Perutku akhirnya sudah terisi kenyang. Aku juga sudah menyikat gigiku tepat setelah selesai makan. Para pegawai hotel langsung datang untuk membersihkan tempat kami makan begitu Daddy memanggilnya tadi. Sekarang aku sedang memperhatikan mereka membersihkan tempat itu sambil menunggu Daddy yang sedang membersihkan badannya. Sekarang aku hanya sedang menunggu sambil melihat-lihat isi sosial mediaku. Tidak terlalu banyak yang menarik menurutku. Isinya hanya foto-foto yang dibagikan oleh teman-temanku setiap kali mereka berlibur bersama sugar daddy mereka, atau hanya berbelanja barang baru dan memamerkannya di sosial media mereka. Aku tidak tahu apa hanya aku saja, tapi jika aku mendapatkan barang-barang itu dari hasil bermain dengan Daddy, aku rasa aku tidak akan berani membagikannya. Malah aku merasa malu karena hal itu.
Sesaat kemudian, Daddy sudah muncul begitu saja di depanku dengan pakaian yang lebih santai. "Sudah puas makannya?"
Kepalaku mengangguk. "Dengan makanan sebanyak itu, tentu saja aku pasti kenyang dad," jawabku dengan nada bercanda.
Daddy tersenyum ke arahku. "Jangan bermain ponsel terus, sudah berapa jam kamu menatap layar itu? Nanti matamu bisa rusak."
"Tapi bermain ponsel itu memang sudah menjadi kebiasaan semua remaja sekarang Dad."
"Bukan kebiasaan, itu namanya kecanduan. Simpan dulu ponselmu untuk malam ini. Ponsel itu gunanya untuk berkomunikasi baby. Jangan menyalahgunakannya."

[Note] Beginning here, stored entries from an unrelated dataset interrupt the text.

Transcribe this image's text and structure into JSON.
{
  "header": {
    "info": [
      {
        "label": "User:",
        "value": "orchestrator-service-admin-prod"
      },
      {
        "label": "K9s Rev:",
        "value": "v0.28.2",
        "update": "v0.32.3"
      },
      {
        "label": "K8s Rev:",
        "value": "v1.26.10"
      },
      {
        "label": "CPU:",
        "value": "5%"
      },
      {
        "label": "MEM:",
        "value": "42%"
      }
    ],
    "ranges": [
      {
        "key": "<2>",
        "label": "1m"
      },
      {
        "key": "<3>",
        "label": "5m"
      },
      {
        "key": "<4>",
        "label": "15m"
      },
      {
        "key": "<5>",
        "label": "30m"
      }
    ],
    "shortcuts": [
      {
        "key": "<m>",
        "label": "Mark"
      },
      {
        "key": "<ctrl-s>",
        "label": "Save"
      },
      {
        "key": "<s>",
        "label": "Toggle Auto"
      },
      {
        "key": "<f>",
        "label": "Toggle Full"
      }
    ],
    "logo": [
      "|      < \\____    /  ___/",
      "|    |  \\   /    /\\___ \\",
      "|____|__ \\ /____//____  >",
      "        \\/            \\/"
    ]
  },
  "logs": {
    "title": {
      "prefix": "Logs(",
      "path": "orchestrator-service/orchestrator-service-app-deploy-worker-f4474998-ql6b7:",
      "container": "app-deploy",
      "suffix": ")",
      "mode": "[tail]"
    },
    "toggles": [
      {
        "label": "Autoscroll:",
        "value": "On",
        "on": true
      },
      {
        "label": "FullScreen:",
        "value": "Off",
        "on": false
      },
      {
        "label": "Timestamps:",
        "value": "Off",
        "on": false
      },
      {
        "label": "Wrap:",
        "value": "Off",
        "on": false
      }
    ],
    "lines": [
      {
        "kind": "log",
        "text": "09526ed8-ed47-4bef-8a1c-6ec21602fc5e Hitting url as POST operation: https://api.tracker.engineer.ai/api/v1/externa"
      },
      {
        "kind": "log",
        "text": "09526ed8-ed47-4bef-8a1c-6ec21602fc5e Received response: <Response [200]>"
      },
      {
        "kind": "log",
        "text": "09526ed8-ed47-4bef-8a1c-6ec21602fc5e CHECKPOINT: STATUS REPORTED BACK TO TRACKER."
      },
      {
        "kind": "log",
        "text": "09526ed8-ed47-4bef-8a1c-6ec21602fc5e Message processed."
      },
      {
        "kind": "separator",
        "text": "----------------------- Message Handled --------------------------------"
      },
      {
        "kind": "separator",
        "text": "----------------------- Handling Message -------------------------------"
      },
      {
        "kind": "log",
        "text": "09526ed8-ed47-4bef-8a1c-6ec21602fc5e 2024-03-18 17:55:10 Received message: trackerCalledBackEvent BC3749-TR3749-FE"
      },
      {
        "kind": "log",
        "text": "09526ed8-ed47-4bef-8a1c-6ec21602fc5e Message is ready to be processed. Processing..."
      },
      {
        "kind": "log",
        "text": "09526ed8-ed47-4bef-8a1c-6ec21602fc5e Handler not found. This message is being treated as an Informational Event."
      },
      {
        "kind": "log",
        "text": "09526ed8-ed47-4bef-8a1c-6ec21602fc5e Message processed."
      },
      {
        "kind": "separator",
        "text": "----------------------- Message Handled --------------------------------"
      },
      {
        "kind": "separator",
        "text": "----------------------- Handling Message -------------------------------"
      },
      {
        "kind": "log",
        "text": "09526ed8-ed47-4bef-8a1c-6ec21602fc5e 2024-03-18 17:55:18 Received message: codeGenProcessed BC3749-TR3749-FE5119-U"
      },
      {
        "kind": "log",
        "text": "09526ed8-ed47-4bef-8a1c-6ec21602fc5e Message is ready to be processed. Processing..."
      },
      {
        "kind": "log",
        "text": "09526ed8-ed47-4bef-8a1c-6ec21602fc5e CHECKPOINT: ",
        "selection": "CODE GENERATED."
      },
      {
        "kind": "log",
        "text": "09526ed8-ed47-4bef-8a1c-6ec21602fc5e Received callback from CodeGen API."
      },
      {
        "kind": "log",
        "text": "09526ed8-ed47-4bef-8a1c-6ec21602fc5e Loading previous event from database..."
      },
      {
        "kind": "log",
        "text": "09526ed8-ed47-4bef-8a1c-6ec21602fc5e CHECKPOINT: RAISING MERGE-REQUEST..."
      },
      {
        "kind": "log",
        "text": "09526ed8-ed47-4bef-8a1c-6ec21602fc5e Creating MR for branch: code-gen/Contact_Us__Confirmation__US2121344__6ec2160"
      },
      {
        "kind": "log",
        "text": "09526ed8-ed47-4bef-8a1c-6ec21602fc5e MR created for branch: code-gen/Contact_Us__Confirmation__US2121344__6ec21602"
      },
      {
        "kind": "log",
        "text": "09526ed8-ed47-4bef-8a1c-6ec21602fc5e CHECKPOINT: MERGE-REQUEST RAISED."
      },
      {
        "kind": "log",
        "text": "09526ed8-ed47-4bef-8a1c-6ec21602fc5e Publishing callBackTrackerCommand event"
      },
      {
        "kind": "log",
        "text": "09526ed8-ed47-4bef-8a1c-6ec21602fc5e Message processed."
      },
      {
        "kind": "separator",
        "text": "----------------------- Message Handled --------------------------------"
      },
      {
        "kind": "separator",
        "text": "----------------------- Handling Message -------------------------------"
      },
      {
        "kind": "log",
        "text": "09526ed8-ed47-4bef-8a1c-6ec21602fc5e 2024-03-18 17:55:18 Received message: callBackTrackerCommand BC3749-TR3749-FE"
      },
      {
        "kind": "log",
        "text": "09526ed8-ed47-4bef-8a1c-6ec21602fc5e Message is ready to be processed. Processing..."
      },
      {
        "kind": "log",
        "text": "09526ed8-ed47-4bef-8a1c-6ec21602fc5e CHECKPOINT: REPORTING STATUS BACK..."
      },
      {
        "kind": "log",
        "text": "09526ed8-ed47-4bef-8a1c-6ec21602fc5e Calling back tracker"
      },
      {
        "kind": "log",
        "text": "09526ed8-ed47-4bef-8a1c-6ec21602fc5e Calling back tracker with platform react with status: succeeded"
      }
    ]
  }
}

Tanpa sadar, aku memutar mataku di depan Daddy. Raut wajah Daddy seketika berubah menjadi tidak senang. "Baby," panggilnya pelan dengan suara yang terdengar sedikit serak.
Dengan susah payah aku berusaha menelan salivaku sendiri. Sepertinya itu bukan pertanda baik. Aku sadar diriku ini baru saja melakukan sebuah kesalahan kecil yang berdampak besar. "Apa kamu sadar dengan apa yang barusan kamu lakukan baby?" tanya Daddy dengan nada yang tidak begitu senang.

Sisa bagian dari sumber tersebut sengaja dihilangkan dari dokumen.